No-U-Turn Sampler (NUTS)
Acceptance Rate | The user specifies the target acceptance rate as δ (60% is recommended). A recommended, suitable, observed acceptance rate may be in the interval [δ-5%,δ+5%]. |
Applications | This is a widely applicable, general-purpose algorithm that is best suited to models with a small number of parameters. The number of model evaluations per iteration increases with the number of parameters. |
Difficulty | This algorithm is relatively easy for a beginner. It has only a few algorithm specifications. However, since it is adaptive, the user must regard diminishing adaptation. |
Final Algorithm? | Yes, if not adaptive, otherwise 'User Discretion'. |
Proposal | Multivariate. Proposals are multivariate only in the sense that proposals for multiple parameters are generated at once. However, proposals are not generated with a multivariate distribution and a proposal covariance matrix.
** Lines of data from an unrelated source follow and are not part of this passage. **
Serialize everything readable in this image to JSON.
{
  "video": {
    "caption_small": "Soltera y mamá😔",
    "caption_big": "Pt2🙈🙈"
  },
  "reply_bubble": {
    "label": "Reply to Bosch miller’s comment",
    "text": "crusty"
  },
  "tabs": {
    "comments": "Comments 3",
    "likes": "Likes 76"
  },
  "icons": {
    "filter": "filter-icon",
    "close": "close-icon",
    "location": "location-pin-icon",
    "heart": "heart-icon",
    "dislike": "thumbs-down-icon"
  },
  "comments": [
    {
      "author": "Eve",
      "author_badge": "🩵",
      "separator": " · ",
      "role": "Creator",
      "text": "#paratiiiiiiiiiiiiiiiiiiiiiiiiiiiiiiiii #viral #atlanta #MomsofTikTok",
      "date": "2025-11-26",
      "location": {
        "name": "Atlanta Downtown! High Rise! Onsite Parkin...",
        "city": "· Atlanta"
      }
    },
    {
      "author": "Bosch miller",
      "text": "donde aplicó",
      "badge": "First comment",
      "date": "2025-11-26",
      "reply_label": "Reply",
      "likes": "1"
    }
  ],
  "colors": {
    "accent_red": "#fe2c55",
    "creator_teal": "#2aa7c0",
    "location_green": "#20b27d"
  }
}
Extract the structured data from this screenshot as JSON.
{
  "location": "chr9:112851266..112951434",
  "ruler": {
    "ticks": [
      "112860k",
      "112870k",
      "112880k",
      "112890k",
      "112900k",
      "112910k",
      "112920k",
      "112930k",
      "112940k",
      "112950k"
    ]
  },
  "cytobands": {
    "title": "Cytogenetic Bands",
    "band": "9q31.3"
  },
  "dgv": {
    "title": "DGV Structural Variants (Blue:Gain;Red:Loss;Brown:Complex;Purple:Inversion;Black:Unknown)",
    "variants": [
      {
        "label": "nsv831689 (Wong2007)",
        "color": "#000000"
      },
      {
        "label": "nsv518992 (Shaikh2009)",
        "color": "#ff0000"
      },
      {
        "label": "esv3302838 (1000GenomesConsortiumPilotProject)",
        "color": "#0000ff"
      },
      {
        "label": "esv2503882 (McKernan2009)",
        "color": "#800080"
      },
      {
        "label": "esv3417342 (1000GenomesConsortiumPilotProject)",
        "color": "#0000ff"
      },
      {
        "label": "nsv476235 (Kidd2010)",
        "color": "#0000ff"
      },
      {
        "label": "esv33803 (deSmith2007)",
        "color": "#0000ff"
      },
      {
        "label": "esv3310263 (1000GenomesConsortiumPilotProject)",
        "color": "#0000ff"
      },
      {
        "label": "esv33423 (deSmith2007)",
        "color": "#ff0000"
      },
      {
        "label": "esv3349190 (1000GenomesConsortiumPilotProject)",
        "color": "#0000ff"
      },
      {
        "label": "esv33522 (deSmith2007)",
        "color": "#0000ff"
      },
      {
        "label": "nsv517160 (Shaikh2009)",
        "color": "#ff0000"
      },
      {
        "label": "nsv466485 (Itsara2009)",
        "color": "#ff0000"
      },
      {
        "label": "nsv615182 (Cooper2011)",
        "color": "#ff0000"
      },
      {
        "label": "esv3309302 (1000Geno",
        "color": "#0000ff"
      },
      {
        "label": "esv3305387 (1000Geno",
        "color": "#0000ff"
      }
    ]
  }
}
Each iteration involves numerous proposals, due to partial derivatives and L. |
The No-U-Turn Sampler (NUTS) is an extension of Hamiltonian Monte Carlo (HMC) that adapts both the scalar step-size ε and scalar number of leapfrog steps L. This is algorithm #6 in Hoffman and Gelman (2012).
NUTS has four algorithm specifications: the number of adaptive iterations A
, the target acceptance rate delta
or δ (and 0.6 is recommended), a scalar step-size epsilon
or ε, and the maximum number of leapfrog steps Lmax
.
Each iteration i ≤ A, NUTS adapts both ε and L, and coerces the target acceptance rate δ. L continues to change after adaptation ends, but is not an adaptive parameter in the sense of destroying ergodicity. The adaptive samples are discarded and only the thinned non-adaptive samples are returned.
The main advantage of NUTS over other HMC algorithms is that NUTS is the algorithm most likely to produce approximately independent samples, in the sense of low autocorrelation. Due to computational complexity, NUTS is slower per iteration than HMC, and the HMC family is among the slowest. Despite this, NUTS often produces chains with excellent mixing, and should outperform other adaptive versions of HMC, such as AHMC and HMCDA. Per iteration, NUTS should generally perform better than other HMC algortihms. Per minute, however, is another story.
NUTS has been extended elsewhere to allow for a non-diagonal mass matrix (proposal covariance matrix for momentum). This extension are not yet included here.
In complex and high-dimensional models, NUTS may produce approximately independent samples much more slowly in minutes than other MCMC algorithms, such as Adaptive Metropolis-within-Gibbs (AMWG). This is because the combination of calculating partial derivatives and the search each iteration for L is computationally intensive.
References
- Hoffman M, Gelman A (2012). "The No-U-Turn Sampler: Adaptively Setting Path Lengths in Hamiltonian Monte Carlo." Journal of Machine Learning Research, 1-30.